Preparing children for school with basic maths, language and social skills holds them in good stead when they enter the Year 1 fray and language skill looks like the important skill of all.
A child's use of vocabulary and grammar predicts future proficiency with the spoken and written word and affects performance in other subject areas.
It also looks to have a longer-term effect; children's performance in kindergarten continues to predict their performance in grades three through five. This was consistent for language, math and reading, and suggests that boosting children's development in those first five years is essential for long-term academic success.
Language is the bedrock of academic and social success, says Amy Pace, an assistant professor in the UW Department of Speech and Hearing Sciences.

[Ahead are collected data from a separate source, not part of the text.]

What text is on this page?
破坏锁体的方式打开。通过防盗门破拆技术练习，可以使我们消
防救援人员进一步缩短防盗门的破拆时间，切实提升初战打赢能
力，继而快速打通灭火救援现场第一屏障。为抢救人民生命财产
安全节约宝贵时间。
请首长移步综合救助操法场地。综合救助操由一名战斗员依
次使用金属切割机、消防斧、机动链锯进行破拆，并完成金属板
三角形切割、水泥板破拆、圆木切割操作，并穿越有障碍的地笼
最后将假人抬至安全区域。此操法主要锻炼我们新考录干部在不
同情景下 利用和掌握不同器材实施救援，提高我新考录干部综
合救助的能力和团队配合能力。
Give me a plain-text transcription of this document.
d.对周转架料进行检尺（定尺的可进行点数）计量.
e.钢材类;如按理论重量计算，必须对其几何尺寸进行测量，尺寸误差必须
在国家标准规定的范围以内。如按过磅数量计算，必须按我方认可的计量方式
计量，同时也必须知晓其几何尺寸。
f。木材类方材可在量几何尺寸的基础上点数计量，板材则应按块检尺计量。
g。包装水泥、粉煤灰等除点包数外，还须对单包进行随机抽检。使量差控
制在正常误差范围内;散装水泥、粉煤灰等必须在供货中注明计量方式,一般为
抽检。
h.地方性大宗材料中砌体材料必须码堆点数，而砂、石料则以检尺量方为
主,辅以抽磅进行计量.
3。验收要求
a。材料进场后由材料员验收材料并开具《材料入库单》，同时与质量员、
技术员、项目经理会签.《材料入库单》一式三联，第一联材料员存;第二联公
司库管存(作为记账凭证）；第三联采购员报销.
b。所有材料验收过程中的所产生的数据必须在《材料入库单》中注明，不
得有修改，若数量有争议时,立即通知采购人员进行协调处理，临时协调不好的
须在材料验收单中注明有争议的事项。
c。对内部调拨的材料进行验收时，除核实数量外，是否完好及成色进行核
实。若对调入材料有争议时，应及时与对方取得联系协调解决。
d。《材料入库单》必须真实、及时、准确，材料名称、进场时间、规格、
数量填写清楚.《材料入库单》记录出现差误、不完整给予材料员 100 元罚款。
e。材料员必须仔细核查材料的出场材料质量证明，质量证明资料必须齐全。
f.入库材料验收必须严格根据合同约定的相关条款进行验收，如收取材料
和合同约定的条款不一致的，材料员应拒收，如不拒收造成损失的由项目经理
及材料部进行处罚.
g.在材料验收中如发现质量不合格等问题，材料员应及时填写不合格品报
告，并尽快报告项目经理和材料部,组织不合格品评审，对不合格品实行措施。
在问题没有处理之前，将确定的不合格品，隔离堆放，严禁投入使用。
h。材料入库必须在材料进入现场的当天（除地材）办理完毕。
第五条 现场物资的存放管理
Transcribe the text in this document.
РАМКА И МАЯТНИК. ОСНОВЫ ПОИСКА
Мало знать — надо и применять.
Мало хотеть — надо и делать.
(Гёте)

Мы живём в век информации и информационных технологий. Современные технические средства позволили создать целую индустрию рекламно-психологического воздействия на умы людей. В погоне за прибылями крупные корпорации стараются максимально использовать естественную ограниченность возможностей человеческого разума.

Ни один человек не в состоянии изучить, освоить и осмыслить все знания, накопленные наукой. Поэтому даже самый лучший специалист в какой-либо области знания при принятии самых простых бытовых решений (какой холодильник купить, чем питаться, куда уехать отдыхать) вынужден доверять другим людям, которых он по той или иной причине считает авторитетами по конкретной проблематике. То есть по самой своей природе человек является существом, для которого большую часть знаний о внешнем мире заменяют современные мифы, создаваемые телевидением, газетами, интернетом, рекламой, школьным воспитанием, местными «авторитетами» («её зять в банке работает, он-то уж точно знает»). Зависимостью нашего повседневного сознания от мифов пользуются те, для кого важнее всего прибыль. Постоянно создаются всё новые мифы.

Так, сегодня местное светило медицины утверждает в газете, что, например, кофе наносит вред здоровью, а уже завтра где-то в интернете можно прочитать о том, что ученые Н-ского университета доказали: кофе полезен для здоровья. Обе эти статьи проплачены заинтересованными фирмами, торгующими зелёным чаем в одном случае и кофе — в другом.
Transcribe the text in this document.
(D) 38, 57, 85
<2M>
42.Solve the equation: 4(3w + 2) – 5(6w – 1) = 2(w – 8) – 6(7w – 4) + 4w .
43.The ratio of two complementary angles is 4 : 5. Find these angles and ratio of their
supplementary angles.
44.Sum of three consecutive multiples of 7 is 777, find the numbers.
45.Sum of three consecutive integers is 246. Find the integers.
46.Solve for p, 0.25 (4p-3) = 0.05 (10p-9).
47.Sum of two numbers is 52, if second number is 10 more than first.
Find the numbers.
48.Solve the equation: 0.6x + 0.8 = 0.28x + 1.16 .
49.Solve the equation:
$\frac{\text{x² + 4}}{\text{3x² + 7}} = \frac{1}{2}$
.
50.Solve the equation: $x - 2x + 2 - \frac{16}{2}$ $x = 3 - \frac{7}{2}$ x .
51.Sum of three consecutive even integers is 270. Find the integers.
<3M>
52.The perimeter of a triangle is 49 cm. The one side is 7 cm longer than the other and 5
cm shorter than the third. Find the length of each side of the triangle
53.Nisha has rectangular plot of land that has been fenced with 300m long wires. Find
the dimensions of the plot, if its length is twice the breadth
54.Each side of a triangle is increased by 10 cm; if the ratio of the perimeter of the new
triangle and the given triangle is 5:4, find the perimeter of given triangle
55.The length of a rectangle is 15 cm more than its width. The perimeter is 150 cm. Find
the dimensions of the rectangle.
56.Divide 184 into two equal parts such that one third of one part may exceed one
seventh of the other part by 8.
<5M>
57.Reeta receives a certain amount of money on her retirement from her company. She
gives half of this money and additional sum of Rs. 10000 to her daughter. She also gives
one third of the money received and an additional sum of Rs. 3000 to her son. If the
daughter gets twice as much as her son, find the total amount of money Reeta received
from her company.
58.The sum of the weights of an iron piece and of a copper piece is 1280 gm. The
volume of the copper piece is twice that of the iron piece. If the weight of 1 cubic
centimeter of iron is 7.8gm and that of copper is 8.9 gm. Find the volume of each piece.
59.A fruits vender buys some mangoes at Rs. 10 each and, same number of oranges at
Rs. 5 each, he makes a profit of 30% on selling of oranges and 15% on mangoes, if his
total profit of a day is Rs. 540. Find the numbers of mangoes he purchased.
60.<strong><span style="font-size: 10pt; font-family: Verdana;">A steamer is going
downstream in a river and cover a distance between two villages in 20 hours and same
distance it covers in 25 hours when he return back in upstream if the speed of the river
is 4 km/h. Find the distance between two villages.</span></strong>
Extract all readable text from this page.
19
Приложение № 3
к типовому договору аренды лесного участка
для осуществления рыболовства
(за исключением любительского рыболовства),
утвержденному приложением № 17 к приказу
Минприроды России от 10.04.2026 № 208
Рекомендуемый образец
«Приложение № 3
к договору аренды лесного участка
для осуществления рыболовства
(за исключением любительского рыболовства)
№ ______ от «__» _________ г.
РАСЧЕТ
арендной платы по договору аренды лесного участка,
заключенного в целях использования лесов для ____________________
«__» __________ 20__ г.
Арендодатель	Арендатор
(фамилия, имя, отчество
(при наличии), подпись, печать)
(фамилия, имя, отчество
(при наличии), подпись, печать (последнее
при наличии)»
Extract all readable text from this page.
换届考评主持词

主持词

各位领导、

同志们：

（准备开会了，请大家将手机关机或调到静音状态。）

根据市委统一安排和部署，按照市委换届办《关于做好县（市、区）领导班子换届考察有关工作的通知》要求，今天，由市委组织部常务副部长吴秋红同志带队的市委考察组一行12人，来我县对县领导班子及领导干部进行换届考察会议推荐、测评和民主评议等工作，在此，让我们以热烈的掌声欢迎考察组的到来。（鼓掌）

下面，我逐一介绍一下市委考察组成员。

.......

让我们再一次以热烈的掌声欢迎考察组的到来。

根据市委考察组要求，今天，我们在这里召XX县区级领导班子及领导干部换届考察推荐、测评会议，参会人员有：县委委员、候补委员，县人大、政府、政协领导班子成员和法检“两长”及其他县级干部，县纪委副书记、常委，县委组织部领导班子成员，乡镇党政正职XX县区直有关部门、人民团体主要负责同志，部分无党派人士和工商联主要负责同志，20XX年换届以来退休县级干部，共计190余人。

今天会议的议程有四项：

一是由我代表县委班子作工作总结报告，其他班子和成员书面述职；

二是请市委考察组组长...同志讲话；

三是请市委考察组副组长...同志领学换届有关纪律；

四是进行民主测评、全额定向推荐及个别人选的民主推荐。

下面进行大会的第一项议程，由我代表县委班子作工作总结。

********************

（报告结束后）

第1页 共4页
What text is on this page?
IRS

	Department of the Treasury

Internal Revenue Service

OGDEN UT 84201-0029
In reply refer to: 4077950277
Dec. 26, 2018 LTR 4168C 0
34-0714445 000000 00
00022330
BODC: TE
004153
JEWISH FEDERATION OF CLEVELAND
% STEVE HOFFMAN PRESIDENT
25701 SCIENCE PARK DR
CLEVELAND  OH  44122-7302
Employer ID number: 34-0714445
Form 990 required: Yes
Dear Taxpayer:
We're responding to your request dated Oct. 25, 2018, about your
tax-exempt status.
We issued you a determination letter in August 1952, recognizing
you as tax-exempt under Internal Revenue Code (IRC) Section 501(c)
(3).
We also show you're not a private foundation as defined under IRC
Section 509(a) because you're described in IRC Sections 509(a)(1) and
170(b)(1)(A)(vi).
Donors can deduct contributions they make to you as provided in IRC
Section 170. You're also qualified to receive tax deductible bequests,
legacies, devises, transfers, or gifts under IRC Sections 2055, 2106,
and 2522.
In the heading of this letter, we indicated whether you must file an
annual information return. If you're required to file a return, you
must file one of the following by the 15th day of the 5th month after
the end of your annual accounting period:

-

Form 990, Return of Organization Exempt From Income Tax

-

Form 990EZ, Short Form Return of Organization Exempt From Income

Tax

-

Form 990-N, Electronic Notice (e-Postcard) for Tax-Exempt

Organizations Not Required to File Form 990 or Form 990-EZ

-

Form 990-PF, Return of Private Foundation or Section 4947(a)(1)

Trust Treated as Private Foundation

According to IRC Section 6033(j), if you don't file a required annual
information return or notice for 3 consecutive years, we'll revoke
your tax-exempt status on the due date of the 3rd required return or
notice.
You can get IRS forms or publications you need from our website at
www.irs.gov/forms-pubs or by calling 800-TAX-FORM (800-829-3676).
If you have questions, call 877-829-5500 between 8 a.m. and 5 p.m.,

"A lot of other research focuses on math, science and literacy, and they don't even consider that language could be playing a role," she said. "But really, it emerges as a strong predictor across subject areas. Why do kids succeed in math, for example? Part of it could be having a strong math vocabulary."
Language – the ability to fluidly learn words and to string them together into sentences – was the hands-down winner, when it came to predicting academic success said co-author Kathy Hirsh-Pasek, director of the Infant Language Laboratory at Temple University.
Researchers from Temple University, the University of Delaware and the University of North Carolina examined longitudinal data from more than 1200 children in the National Institute of Child Health & Human Development's Study of Early Child Care and Youth Development. That study used several measures of academic and social skills at specific ages and grade levels, including evaluations upon entry to kindergarten and in grades 1, 3 and 5.
Researchers in the UW study wanted to discover whether there are relationships between skills in combination, and how these combined abilities might predict gains, or growth.
The team analysed academic and behavioral assessments, assigned standardised scores and looked at how scores correlated in grades 1, 3, and 5. Growth curve modeling allowed the team to look at children's levels of performance across time and investigate rates of change at specific times in early schooling.
Reading ability in kindergarten predicted reading, math and language skills later on; and math proficiency correlated with math and reading performance over time.
Reading skills include the ability to decode letter and sound combinations to pronounce words, and to comprehend word meanings and contexts while language is the ability to use those words and complex syntax and grammar to communicate in speech and writing which is why is has such an effect on other areas of learning and has such potential to affect other areas of development.